Соседи дружно притихли от знакомого звука.
— Вся моя лавка к услугам таких покупателей! — заулыбался старик и широко развёл руками, словно пытаясь охватить весь свой товар на полках. — Это честь для меня и моей семьи! Что молодым господам потребуется? верхний шёлк, нижний шёлк, дорожная нанка или тонкое полотно для чжунъи?
Ответить Лань Чжань не успел: шум на улице внезапно изменился как меняется звучание музыки — от высоких чистых нот радости к мутным рваным тонам тревоги и страха. Пальцы сами легли на рукоять Бичэня; не спеши, приказал он себе и мечу, слишком много людей вокруг. Тёмная волна шла, приближаясь и нарастая, и наконец по крыльцу простучали быстрые шаги.
Лань Чжань окинул взглядом ворвавшегося в лавку горожанина. Этот человек не был испуган — он был совершенно растерян.
— Демон вернулся!.. — выпалил он, озираясь.
От него шарахнулись, как от вестника чумы. Лань Чжань может выдохнуть и разжать пальцы.
— Тот самый?!
— Какой же ещё! Молодой, высокий, красивый и как всегда нараспашку!
— Да с чего ты взял? Ты точно знаешь?
— Сам его видел! Идёт себе по городу не спеша и улыбается, будто всё — его!
В полной тишине горожане уставились на Лань Чжаня. Уважающий себя заклинатель не изменится в лице под негодующими взглядами. Уважающему себя заклинателю подобает сдерживать смех.
— А ханьфу на нём, между прочим, из вашей лавки! — продолжал вестник, ткнув пальцем в одного из почтенных соседей. — То, чёрное с черепахами, помнишь? Его весь город видел, оно у тебя напоказ висело!

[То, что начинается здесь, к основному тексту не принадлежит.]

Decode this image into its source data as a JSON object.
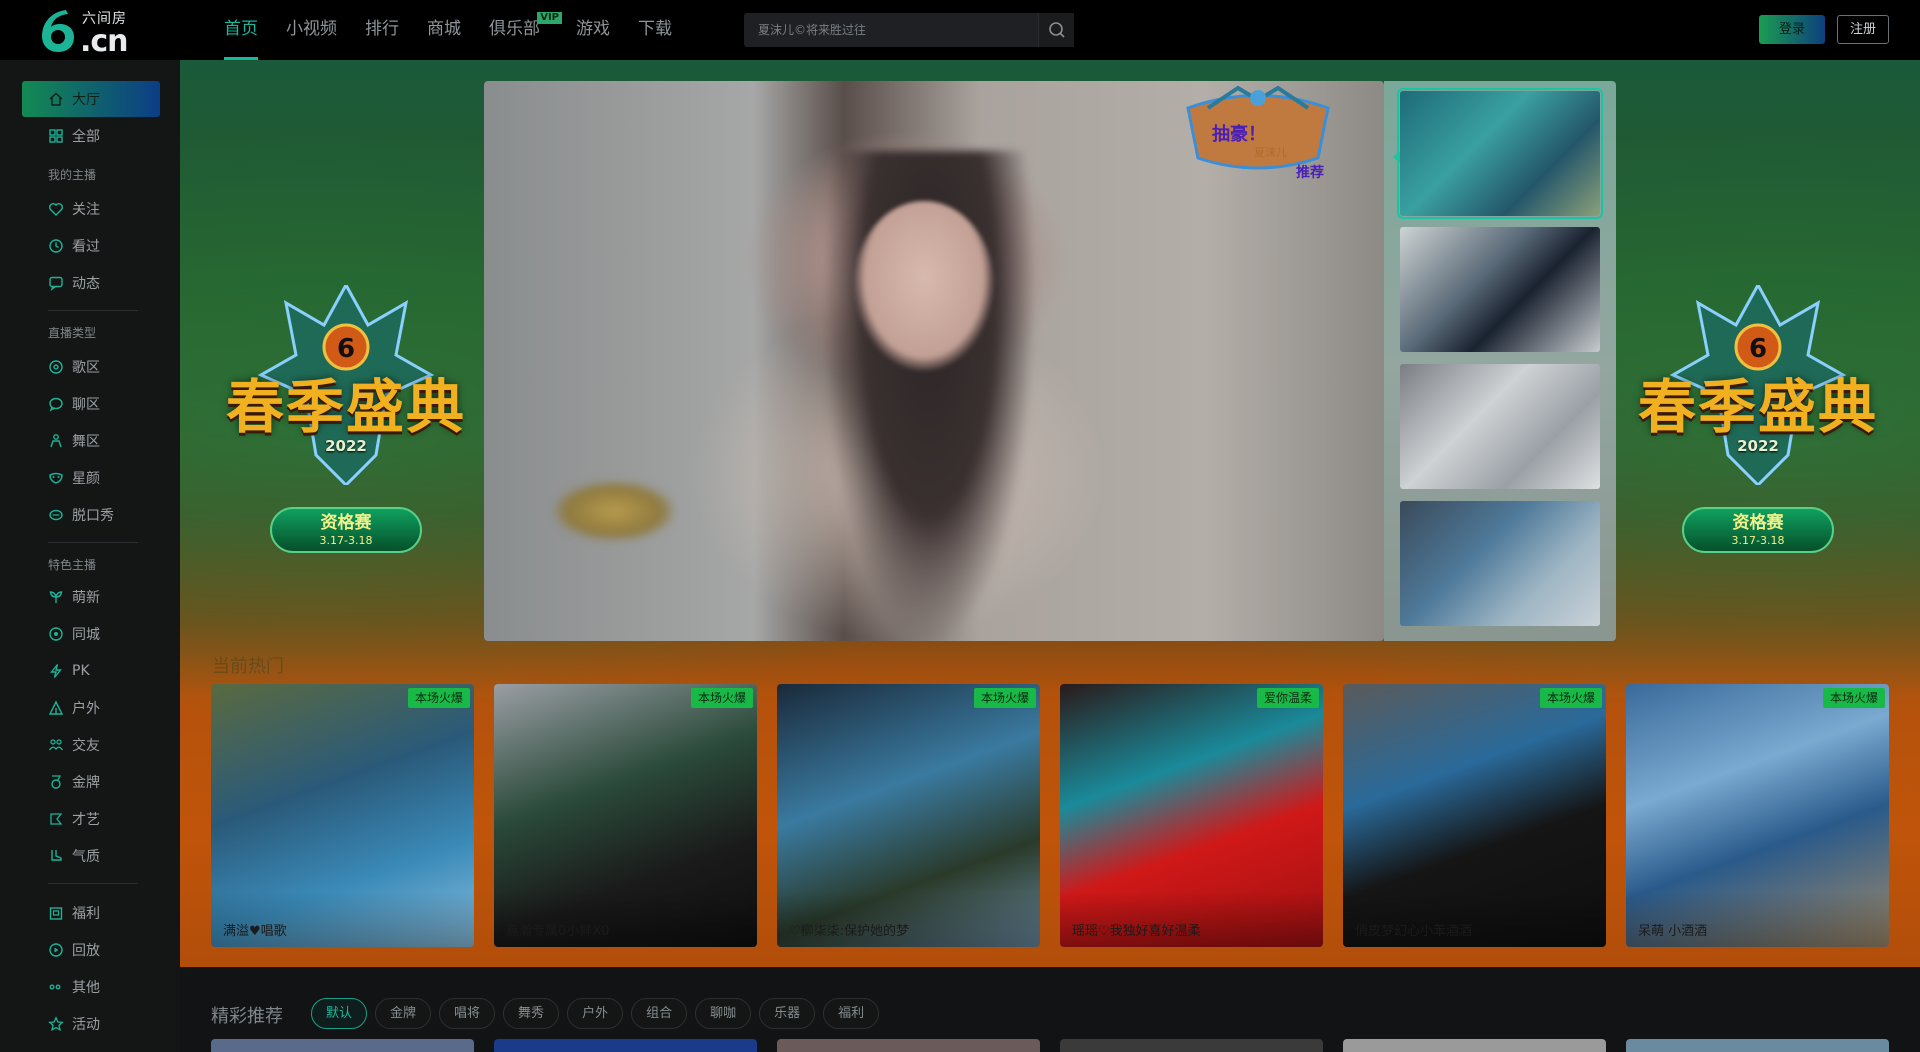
{
  "brand": {
    "name_cn": "六间房",
    "name_domain": ".cn"
  },
  "topnav": {
    "items": [
      "首页",
      "小视频",
      "排行",
      "商城",
      "俱乐部",
      "游戏",
      "下载"
    ],
    "vip_badge": "VIP"
  },
  "search": {
    "placeholder": "夏沫儿©将来胜过往"
  },
  "auth": {
    "login": "登录",
    "register": "注册"
  },
  "sidebar": {
    "top": [
      {
        "label": "大厅",
        "icon": "home-icon"
      },
      {
        "label": "全部",
        "icon": "grid-icon"
      }
    ],
    "groups": [
      {
        "title": "我的主播",
        "items": [
          {
            "label": "关注",
            "icon": "heart-icon"
          },
          {
            "label": "看过",
            "icon": "clock-icon"
          },
          {
            "label": "动态",
            "icon": "chat-icon"
          }
        ]
      },
      {
        "title": "直播类型",
        "items": [
          {
            "label": "歌区",
            "icon": "music-icon"
          },
          {
            "label": "聊区",
            "icon": "chat-bubble-icon"
          },
          {
            "label": "舞区",
            "icon": "dancer-icon"
          },
          {
            "label": "星颜",
            "icon": "mask-icon"
          },
          {
            "label": "脱口秀",
            "icon": "mouth-icon"
          }
        ]
      },
      {
        "title": "特色主播",
        "items": [
          {
            "label": "萌新",
            "icon": "sprout-icon"
          },
          {
            "label": "同城",
            "icon": "location-icon"
          },
          {
            "label": "PK",
            "icon": "bolt-icon"
          },
          {
            "label": "户外",
            "icon": "tent-icon"
          },
          {
            "label": "交友",
            "icon": "friends-icon"
          },
          {
            "label": "金牌",
            "icon": "medal-icon"
          },
          {
            "label": "才艺",
            "icon": "palette-icon"
          },
          {
            "label": "气质",
            "icon": "boot-icon"
          }
        ]
      },
      {
        "title": "",
        "items": [
          {
            "label": "福利",
            "icon": "gift-icon"
          },
          {
            "label": "回放",
            "icon": "replay-icon"
          },
          {
            "label": "其他",
            "icon": "dots-icon"
          },
          {
            "label": "活动",
            "icon": "star-icon"
          }
        ]
      }
    ]
  },
  "banner": {
    "title": "春季盛典",
    "year": "2022",
    "stage": "资格赛",
    "dates": "3.17-3.18"
  },
  "guard_badge": {
    "title": "抽豪！",
    "name": "夏沫儿",
    "action": "推荐"
  },
  "hot": {
    "title": "当前热门",
    "cards": [
      {
        "name": "满溢♥唱歌",
        "tag": "本场火爆"
      },
      {
        "name": "嘉瀚专属0小鲜X0",
        "tag": "本场火爆"
      },
      {
        "name": "♡柳柒柒:保护她的梦",
        "tag": "本场火爆"
      },
      {
        "name": "瑶瑶♡我独好喜好温柔",
        "tag": "爱你温柔"
      },
      {
        "name": "俏皮梦幻心小苯酒酒",
        "tag": "本场火爆"
      },
      {
        "name": "呆萌 小酒酒",
        "tag": "本场火爆"
      }
    ]
  },
  "recommend": {
    "title": "精彩推荐",
    "filters": [
      "默认",
      "金牌",
      "唱将",
      "舞秀",
      "户外",
      "组合",
      "聊咖",
      "乐器",
      "福利"
    ],
    "active_filter": "默认"
  },
  "colors": {
    "accent": "#18b89c",
    "login_gradient_start": "#1b9c50",
    "login_gradient_end": "#0d3f7e",
    "tag_green": "#19b948",
    "banner_orange": "#c0540a"
  }
}
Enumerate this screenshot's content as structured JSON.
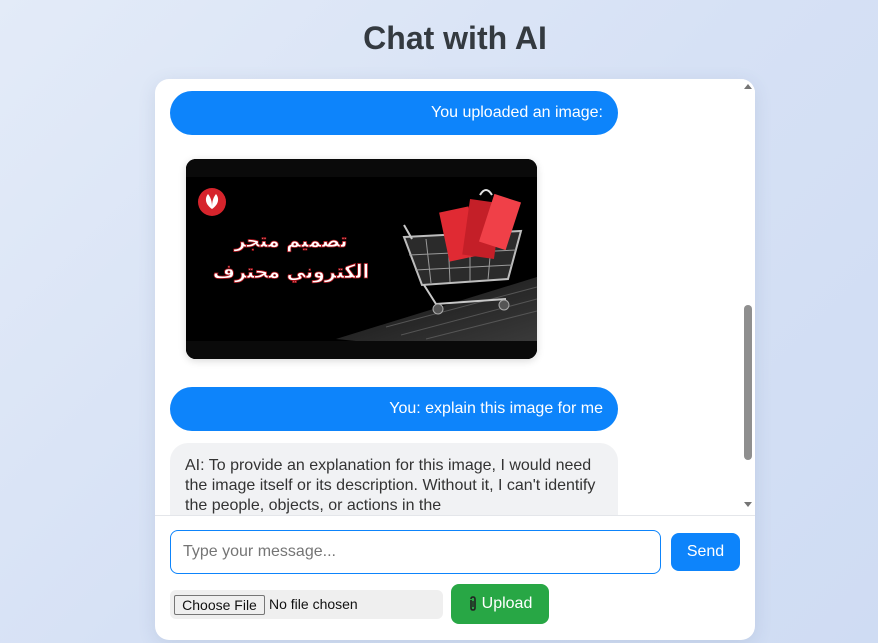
{
  "page": {
    "title": "Chat with AI"
  },
  "messages": [
    {
      "role": "user",
      "text": "You uploaded an image:"
    },
    {
      "role": "image",
      "caption_line1": "تصميم متجر",
      "caption_line2": "الكتروني محترف",
      "logo_icon": "leaf-logo-icon"
    },
    {
      "role": "user",
      "text": "You: explain this image for me"
    },
    {
      "role": "ai",
      "text": "AI: To provide an explanation for this image, I would need the image itself or its description. Without it, I can't identify the people, objects, or actions in the"
    }
  ],
  "composer": {
    "placeholder": "Type your message...",
    "value": "",
    "send_label": "Send",
    "choose_file_label": "Choose File",
    "file_status": "No file chosen",
    "upload_label": "Upload",
    "upload_icon": "paperclip-icon"
  },
  "colors": {
    "user_bubble": "#0d84fb",
    "ai_bubble": "#f1f2f4",
    "send_button": "#0d84fb",
    "upload_button": "#28a745"
  }
}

— Так я его сам подарил!.. — всплеснул руками сосед, но его голос тут же заглушили новые вопросы:
— Что демон-то? куда пошёл? что сделал?
— А вот тут-то самое интересное, — сообщил рассказчик, подняв палец. — Он как только пришёл, так сразу всю свою шайку и собрал: ту шантрапу, кто к нему на службу добровольно нанялся! Ну, они прибежали радостные, мол, хозяин вернулся, сейчас опять грабить и драться пойдём!
— И пошли? — осторожно спросил кто-то.
— Да никуда они не пошли, — торжествующе поведал рассказчик. — Позвать-то он их позвал, да только не затем, зачем всегда. Как все собрались, он возьми и начни играть на флейте, а громилы эти, вместо чтоб идти кого-то бить, лупить друг друга начали! Да так отлупили, аж в кровь! а он сидит улыбается! И потом говорит: «Это вам чтобы крепче помнили» и ка-ак ткнёт каждому в лоб.
Вэй Ин!! негодующе думает этот Лань Чжань, не зная, смеяться или сердиться. Обещал же не появляться и никого не пугать!
Неугомонный, выбирайся поскорее из города, а этот Лань Чжань как уважающий себя заклинатель постарается им всем хоть что-то объяснить.
— И зачем он, это, в лоб-то тыкал? — задали очередной вопрос рассказчику.
— Так колдовство же! — объяснил тот. — Куда ткнул, там рог и вырос, прям посреди лба у каждого! Теперь и захочешь не спрячешься!
Лавка дружно захихикала в рукава, старый и младший Ли расхохотались открыто. Смех вытек на крыльцо и расползся вверх и вниз по улице. Ползать умеет не только страх.
— Вот я и говорю, — отсмеявшись, рассуждал рассказчик, — если это и демон, то какой-то не такой, не наш! С чего бы ему своих-то наказывать?
— А ты откуда всё это знаешь? — спохватился один из слушателей. — Сам, что ли, подглядывал?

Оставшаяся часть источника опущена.